Quanto ao ODF, indiscutivelmente que todo este debate serviu para mostrar a importância de um formato aberto de documentos. Nunca o tema foi tão debatido e gerou tantos eventos, artigos e posts levantados em blogs pelo mundo inteiro.
Lá pelos idos de 2005, quando o ODF começou a aparecer de forma discreta na mídia especializada, graças à decisão do governo do estado americano de Massachussets de adotá-lo, quem poderia imaginar que toda esta celeuma seria levantada?
Assim, o fato do OpenXML ter sido aprovado pelo ISO não vai afetar a crescente curva de adoção do ODF. Pelo contrário, os governos que ainda não incluíram os formatos abertos em suas políticas de documentos, talvez esperando a decisão da ISO, o farão agora. Até mesmo para manter a coerência com seus votos...E aí será a hora da verdade. Sair do debate político e entrar no mundo real, onde estarão armazenando e recuperando documentos reais e não apenas debatendo páginas de especificações.
Muitos NBs que não analisaram a fundo a especificação do OpenXML (e tenho certeza que muitos NBs que votaram a favor não tinham a mínima condição para estudar, avaliar e opinar com profundidade as mais de 6.000 páginas da especificação) terão que definir normas e procedimentos que orientarão a política de armazenamento e uso de documentos eletrônicos de seus países para as próximas décadas.
Bem, e terão que decidir se, pelo menos, a especificação a ser adotada terá:
1.Qualidade. O fato de mais de 80% das especificações do OpenXML não terem sido analisadas significa manter um universo de bugs em potencial por muitos e muitos anos. Isto não aconteceu e nem está acontecendo com o ODF.
2.Disponibilidade de softwares. Uma vez que a especificação aprovada não é a que está sendo implementada no Office atual, devido as milhares de modificações efetuadas durante o processo e que ainda não foram oficializadas, devemos esperar algum tempo antes que surjam softwares que consigam implementar o futuro OpenXML. Ninguém ainda anunciou quando estará disponível a primeira versão de algum software que seja compatível com a última versão do DIS-29500! Enquanto isso, o ODF já está implementado por diversos softwares, de diversas empresas.
O fato é que os países e seus governos terão obrigatóriamente que adotar políticas que visem garantir a recuperação futura de seus documentos eletrônicos. Já sabem que manter o atual formato binário é impraticável.
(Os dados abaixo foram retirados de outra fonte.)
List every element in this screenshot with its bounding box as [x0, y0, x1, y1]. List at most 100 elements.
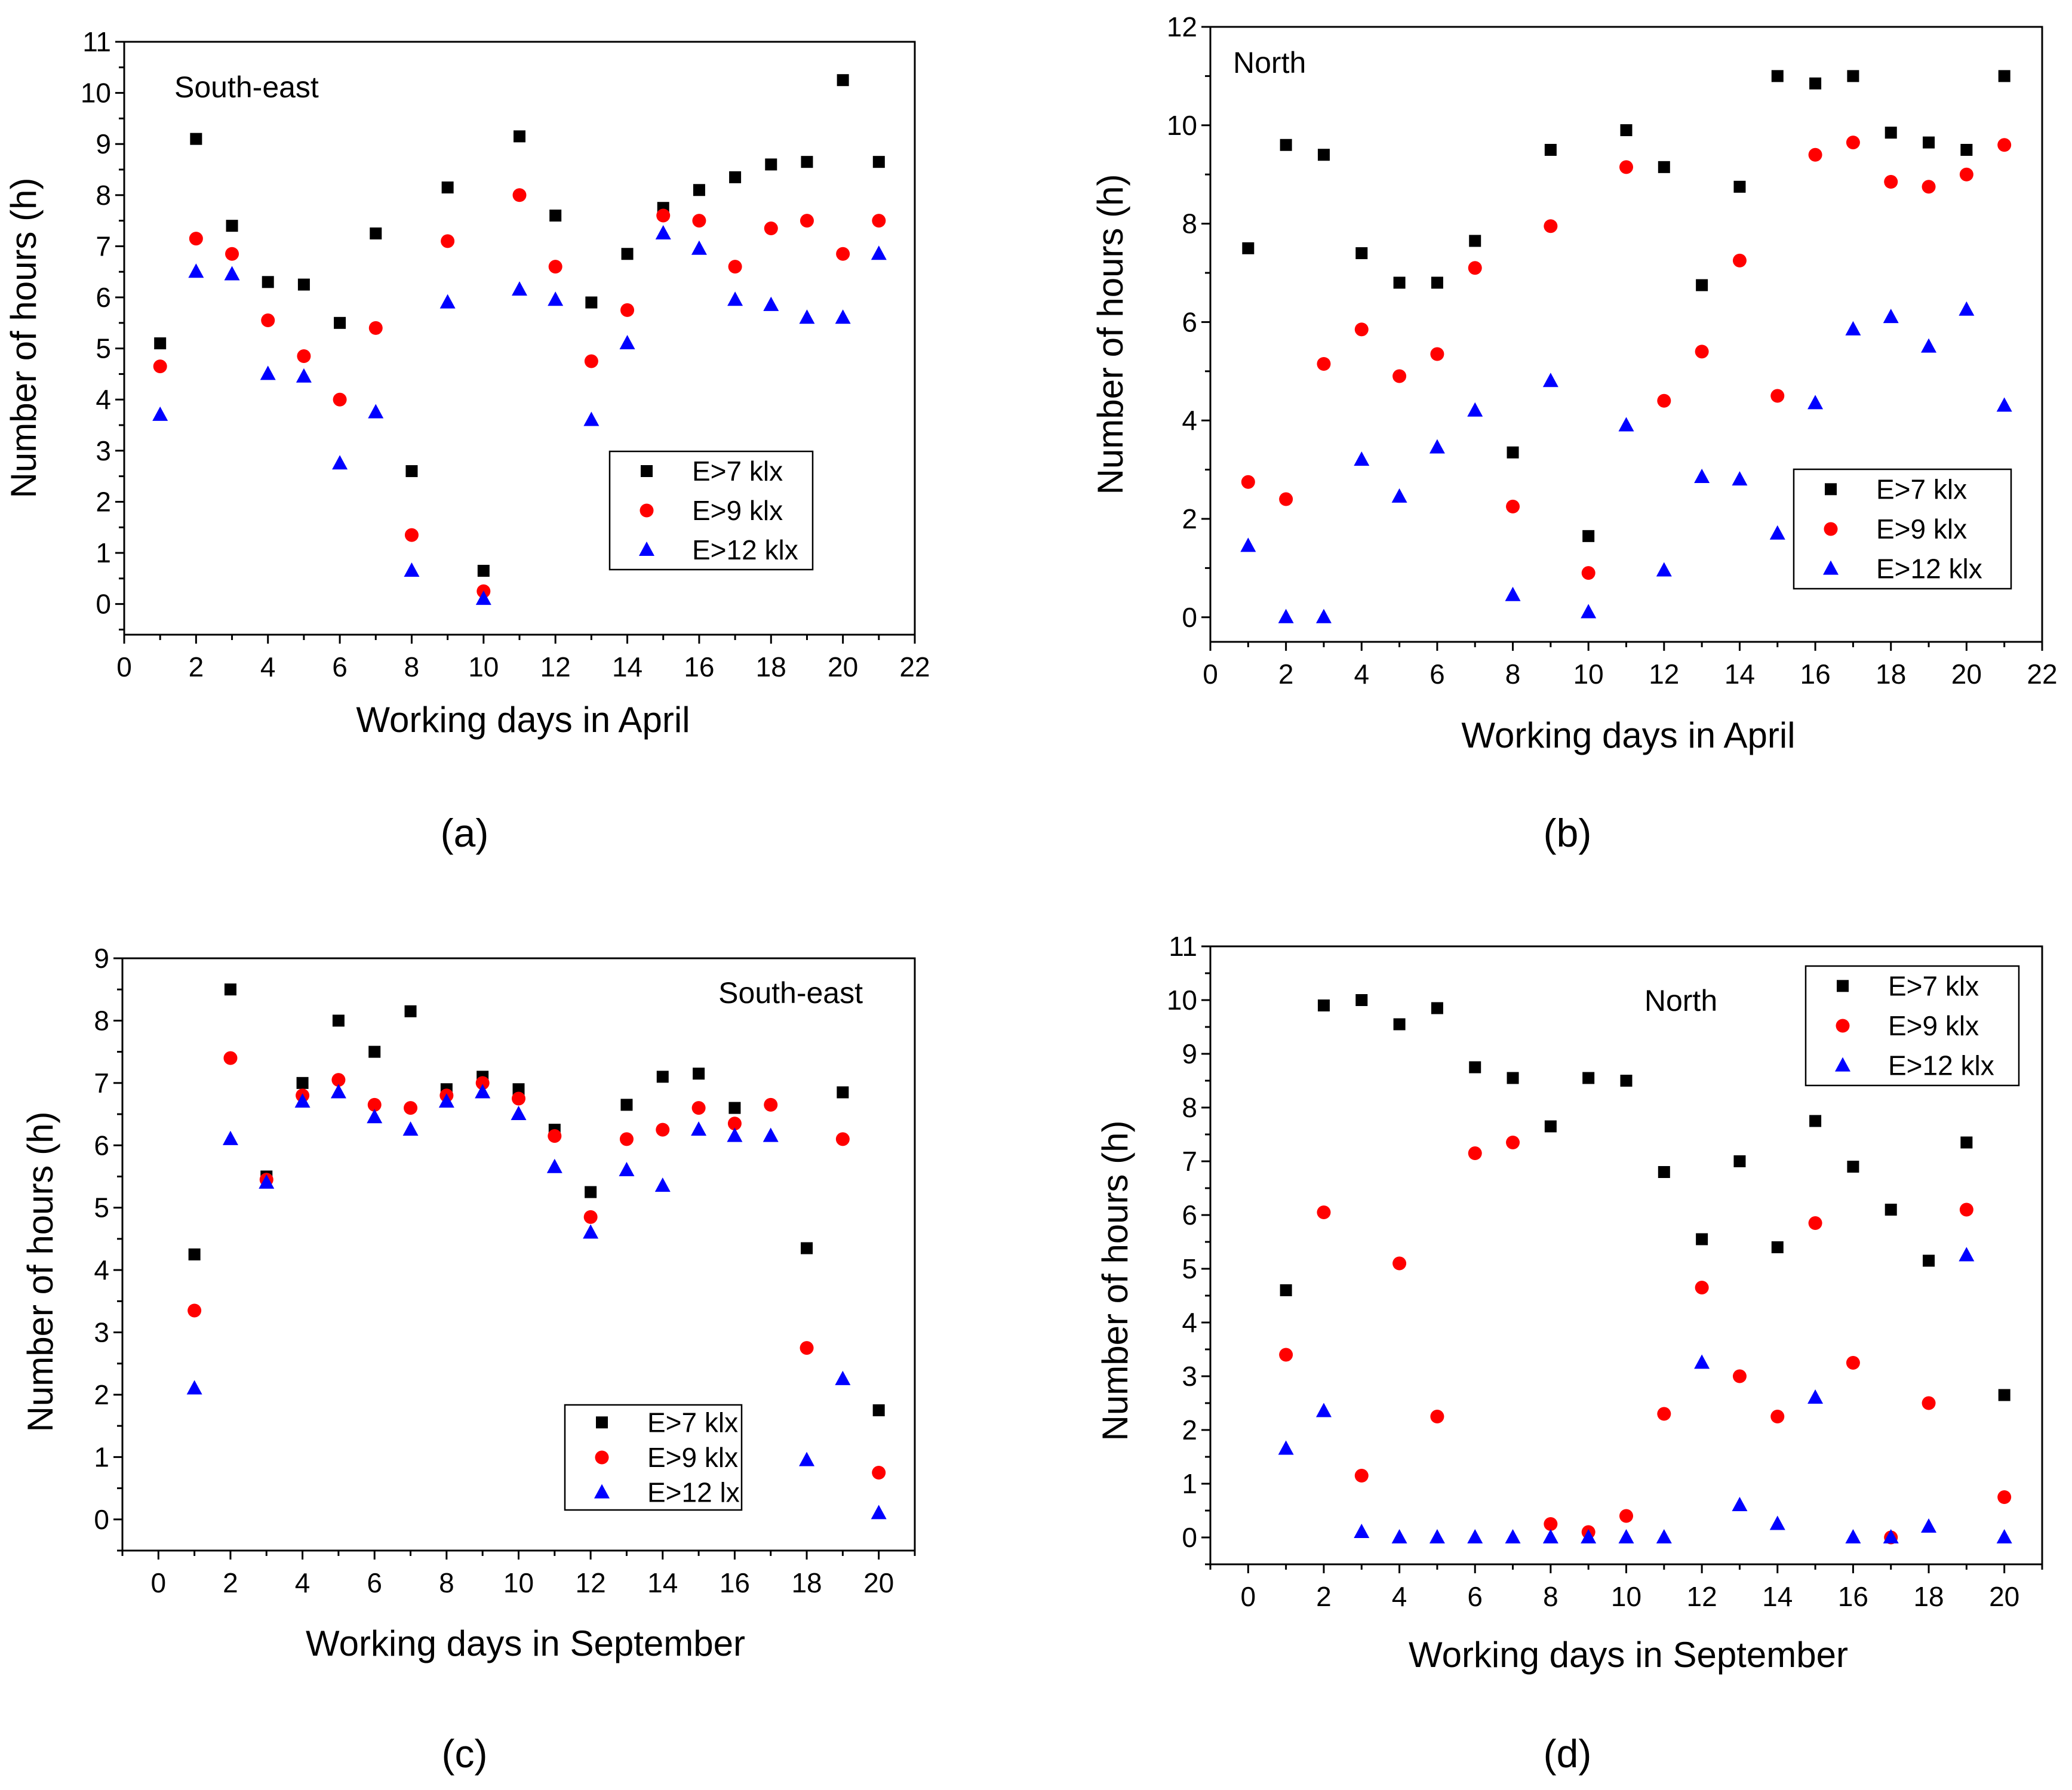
data-point — [654, 1177, 671, 1192]
data-point — [656, 208, 671, 223]
y-tick-label: 5 — [1182, 1253, 1197, 1284]
data-point — [1431, 1002, 1443, 1014]
data-point — [728, 1102, 741, 1114]
data-point — [188, 1248, 201, 1260]
data-point — [1960, 144, 1973, 156]
data-point — [1618, 417, 1634, 432]
x-tick-label: 2 — [189, 651, 204, 682]
data-point — [331, 1073, 346, 1087]
y-tick-label: 0 — [1182, 1522, 1197, 1553]
y-tick-label: 4 — [1182, 405, 1197, 436]
x-tick-label: 20 — [1989, 1581, 2019, 1612]
data-point — [297, 278, 310, 291]
data-point — [1732, 253, 1747, 267]
data-point — [188, 263, 204, 278]
x-tick-label: 10 — [1573, 659, 1604, 690]
legend-marker — [1824, 522, 1838, 536]
data-point — [296, 1077, 309, 1089]
x-axis-label: Working days in September — [306, 1623, 745, 1663]
data-point — [584, 354, 598, 368]
y-tick-label: 0 — [1182, 602, 1197, 633]
y-tick-label: 8 — [1182, 1092, 1197, 1123]
data-point — [1581, 604, 1597, 619]
data-point — [1393, 1018, 1406, 1031]
data-point — [1280, 1284, 1292, 1296]
data-point — [727, 291, 743, 306]
data-point — [1582, 1072, 1595, 1084]
data-point — [1317, 999, 1330, 1011]
data-point — [800, 1341, 814, 1355]
x-tick-label: 18 — [791, 1567, 822, 1598]
data-point — [728, 260, 742, 274]
data-point — [1732, 1497, 1748, 1511]
y-tick-label: 6 — [96, 282, 111, 313]
series-2 — [187, 1051, 886, 1480]
legend-marker — [640, 503, 654, 518]
legend-marker — [1835, 1057, 1850, 1072]
panel-caption: (b) — [1544, 811, 1592, 855]
legend-label: E>7 klx — [692, 456, 783, 487]
data-point — [835, 309, 851, 324]
series-2 — [153, 188, 886, 598]
data-point — [837, 1086, 849, 1099]
data-point — [223, 1051, 238, 1065]
x-tick-label: 0 — [151, 1567, 167, 1598]
data-point — [334, 316, 346, 329]
data-point — [548, 291, 564, 306]
data-point — [619, 1132, 634, 1146]
y-tick-label: 3 — [96, 435, 111, 466]
x-tick-label: 20 — [828, 651, 858, 682]
data-point — [367, 1097, 382, 1112]
data-point — [260, 365, 276, 380]
data-point — [691, 1121, 707, 1136]
data-point — [619, 1162, 635, 1177]
data-point — [619, 335, 635, 350]
legend-marker — [641, 465, 653, 477]
data-point — [368, 404, 384, 419]
data-point — [692, 214, 706, 228]
legend-marker — [1837, 980, 1849, 992]
data-point — [1847, 1161, 1859, 1173]
y-tick-label: 8 — [96, 180, 111, 211]
y-tick-label: 2 — [94, 1379, 109, 1410]
plot-frame — [121, 957, 916, 1552]
data-point — [1278, 1440, 1294, 1455]
data-point — [872, 214, 886, 228]
data-point — [1354, 1524, 1370, 1538]
data-point — [1846, 136, 1860, 150]
data-point — [1771, 70, 1784, 82]
data-point — [583, 411, 600, 426]
y-tick-label: 10 — [1167, 110, 1197, 141]
legend: E>7 klx E>9 klx E>12 lx — [564, 1404, 743, 1511]
legend-label: E>12 klx — [692, 534, 798, 565]
data-point — [1315, 1403, 1332, 1417]
legend-label: E>9 klx — [1888, 1010, 1979, 1041]
data-point — [189, 232, 203, 246]
data-point — [1469, 1061, 1481, 1074]
y-tick-label: 12 — [1167, 11, 1197, 42]
data-point — [1544, 144, 1557, 156]
data-point — [548, 1129, 562, 1143]
data-point — [1694, 468, 1710, 483]
data-point — [1771, 1241, 1784, 1253]
data-point — [1769, 1515, 1785, 1530]
data-point — [1770, 1410, 1785, 1423]
data-point — [1315, 608, 1332, 623]
data-point — [333, 392, 347, 407]
series-1 — [1242, 70, 2010, 542]
data-point — [512, 281, 527, 296]
y-tick-label: 11 — [1169, 931, 1197, 962]
data-point — [1581, 566, 1595, 580]
data-point — [225, 247, 239, 261]
x-tick-label: 12 — [1687, 1581, 1717, 1612]
data-point — [1696, 279, 1708, 291]
series-3 — [1240, 301, 2012, 623]
data-point — [1240, 537, 1256, 552]
y-tick-label: 7 — [1182, 1146, 1197, 1177]
data-point — [1808, 1216, 1822, 1230]
legend-label: E>9 klx — [1876, 513, 1967, 545]
data-point — [1431, 276, 1443, 289]
data-point — [1921, 1518, 1937, 1533]
x-tick-label: 4 — [260, 651, 276, 682]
E terão que fazer isso rápido, uma vez que enquanto nada fazem, são gerados milhões de novos documentos em formato binário, aumentando o legado de forma exponencial.
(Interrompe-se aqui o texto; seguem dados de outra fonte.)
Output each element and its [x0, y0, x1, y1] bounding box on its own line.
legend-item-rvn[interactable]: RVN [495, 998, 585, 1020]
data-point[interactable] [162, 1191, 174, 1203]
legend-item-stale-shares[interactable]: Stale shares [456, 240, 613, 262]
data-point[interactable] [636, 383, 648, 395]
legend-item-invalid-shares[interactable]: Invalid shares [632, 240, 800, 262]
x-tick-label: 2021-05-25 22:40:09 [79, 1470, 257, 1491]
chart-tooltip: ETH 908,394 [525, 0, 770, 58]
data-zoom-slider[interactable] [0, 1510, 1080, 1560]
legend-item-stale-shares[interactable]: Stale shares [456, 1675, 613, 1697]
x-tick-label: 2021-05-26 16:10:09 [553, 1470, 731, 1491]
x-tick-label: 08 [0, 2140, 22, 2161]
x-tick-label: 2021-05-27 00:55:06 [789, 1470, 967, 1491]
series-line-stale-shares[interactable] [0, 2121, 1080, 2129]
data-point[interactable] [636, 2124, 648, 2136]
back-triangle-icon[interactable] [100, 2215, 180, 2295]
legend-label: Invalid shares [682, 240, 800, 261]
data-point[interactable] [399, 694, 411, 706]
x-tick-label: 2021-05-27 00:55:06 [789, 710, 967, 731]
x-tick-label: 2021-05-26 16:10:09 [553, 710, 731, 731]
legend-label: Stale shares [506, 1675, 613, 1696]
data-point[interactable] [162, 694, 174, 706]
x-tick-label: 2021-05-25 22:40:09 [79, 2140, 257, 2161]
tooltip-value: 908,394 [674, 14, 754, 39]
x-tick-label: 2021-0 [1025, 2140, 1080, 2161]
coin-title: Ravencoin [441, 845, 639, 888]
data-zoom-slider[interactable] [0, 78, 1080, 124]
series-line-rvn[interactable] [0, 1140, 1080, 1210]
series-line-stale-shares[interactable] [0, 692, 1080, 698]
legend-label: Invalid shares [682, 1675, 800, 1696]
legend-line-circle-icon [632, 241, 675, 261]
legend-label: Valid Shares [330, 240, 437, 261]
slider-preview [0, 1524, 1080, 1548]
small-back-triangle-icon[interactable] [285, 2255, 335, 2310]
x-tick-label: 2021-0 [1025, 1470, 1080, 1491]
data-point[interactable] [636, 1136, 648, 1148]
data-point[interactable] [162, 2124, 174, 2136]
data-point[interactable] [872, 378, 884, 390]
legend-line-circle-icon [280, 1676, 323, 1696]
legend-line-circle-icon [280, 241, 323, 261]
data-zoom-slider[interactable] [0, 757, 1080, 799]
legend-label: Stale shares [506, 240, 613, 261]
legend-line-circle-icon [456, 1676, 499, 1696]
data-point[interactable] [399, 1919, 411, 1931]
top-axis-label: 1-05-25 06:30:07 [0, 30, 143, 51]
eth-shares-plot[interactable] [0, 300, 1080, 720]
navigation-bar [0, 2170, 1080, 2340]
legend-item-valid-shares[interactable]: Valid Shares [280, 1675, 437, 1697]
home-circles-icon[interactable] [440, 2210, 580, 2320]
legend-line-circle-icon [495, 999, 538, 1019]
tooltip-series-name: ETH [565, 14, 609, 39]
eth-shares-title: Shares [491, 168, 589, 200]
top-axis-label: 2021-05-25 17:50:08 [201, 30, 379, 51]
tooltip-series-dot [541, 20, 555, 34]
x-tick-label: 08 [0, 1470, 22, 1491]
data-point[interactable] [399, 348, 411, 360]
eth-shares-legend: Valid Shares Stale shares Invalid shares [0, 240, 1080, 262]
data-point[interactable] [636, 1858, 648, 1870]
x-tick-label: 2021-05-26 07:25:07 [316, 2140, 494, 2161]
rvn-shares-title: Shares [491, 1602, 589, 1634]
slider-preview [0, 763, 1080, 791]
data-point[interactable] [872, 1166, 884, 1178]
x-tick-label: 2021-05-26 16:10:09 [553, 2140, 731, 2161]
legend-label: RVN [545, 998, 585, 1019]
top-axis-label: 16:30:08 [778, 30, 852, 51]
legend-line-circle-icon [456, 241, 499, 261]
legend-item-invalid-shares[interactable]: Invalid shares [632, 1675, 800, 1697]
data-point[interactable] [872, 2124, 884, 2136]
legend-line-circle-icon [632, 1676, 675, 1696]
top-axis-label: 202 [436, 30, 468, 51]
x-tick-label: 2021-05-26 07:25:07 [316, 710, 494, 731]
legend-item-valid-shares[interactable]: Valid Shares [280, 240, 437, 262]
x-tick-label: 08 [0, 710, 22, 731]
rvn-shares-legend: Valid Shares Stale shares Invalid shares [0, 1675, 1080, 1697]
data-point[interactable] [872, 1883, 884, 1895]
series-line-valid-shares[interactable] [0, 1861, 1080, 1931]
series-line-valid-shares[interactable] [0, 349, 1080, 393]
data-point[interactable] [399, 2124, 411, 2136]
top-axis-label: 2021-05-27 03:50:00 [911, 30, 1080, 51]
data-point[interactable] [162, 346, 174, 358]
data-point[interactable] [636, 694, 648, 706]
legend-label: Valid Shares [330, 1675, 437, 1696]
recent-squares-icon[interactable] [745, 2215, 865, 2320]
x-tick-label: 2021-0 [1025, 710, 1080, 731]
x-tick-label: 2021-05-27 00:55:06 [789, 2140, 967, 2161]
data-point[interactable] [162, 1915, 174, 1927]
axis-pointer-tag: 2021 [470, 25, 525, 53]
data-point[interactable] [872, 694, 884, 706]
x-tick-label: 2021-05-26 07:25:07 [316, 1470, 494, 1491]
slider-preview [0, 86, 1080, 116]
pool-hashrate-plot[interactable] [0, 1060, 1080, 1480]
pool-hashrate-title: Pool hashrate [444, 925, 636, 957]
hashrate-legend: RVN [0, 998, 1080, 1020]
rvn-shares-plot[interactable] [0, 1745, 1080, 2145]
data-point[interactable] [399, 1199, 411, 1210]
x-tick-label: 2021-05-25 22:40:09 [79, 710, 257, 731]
Como vimos ao longo do processo, dificilmente produtos que não o Office conseguirão ser 100% compliants com o OpenXML. Assim, os governos dos países terão que arcar com a responsabilidade de mantendo o OpenXML, estarem perpetuando o atual monopólio.
Provavelmente veremos muitos países decidindo-se por políticas de uso de documentos que incentivem a concorrência e inserindo nos textos não apenas a exigência de um formato que tenha sido aprovado pela ISO, mas que seja realmente aberto, e que tenha suporte nativo implementado por dois ou mais softwares. Também exigirão que não haja discriminação quanto aos modelos de comercialização dos softwares que usam os formatos de documentos, de modo que permitam diversas alternativas como modelos Open Source. Sem isso, os cidadãos não terão seus “civil ICT rights” (liberdade de religião, liberdade de opinião e liberdade de usar qualquer aplicação...) reconhecidos, pois serão obrigados a adquirir um software específico para poderem dialogar com seus governos!
Ora, para mim fica claro que a aprovação do OpenXML pela ISO será mais um fator impulsionador para adoção do ODF pela sociedade, pelo fato do ODF ser um padrão que já existe de fato (e não no papel), incentivar a livre concorrência, garantir os “civil ICT rights” dos cidadãos e inibir monopólios. Além do mais, a própria mobilização da sociedade que, em peso, debateu exaustivamente o OpenXML durante seu processo de aprovação, continuará mobilizada e atuando forte para que padrões abertos de documentos sejam e continuem realmente abertos.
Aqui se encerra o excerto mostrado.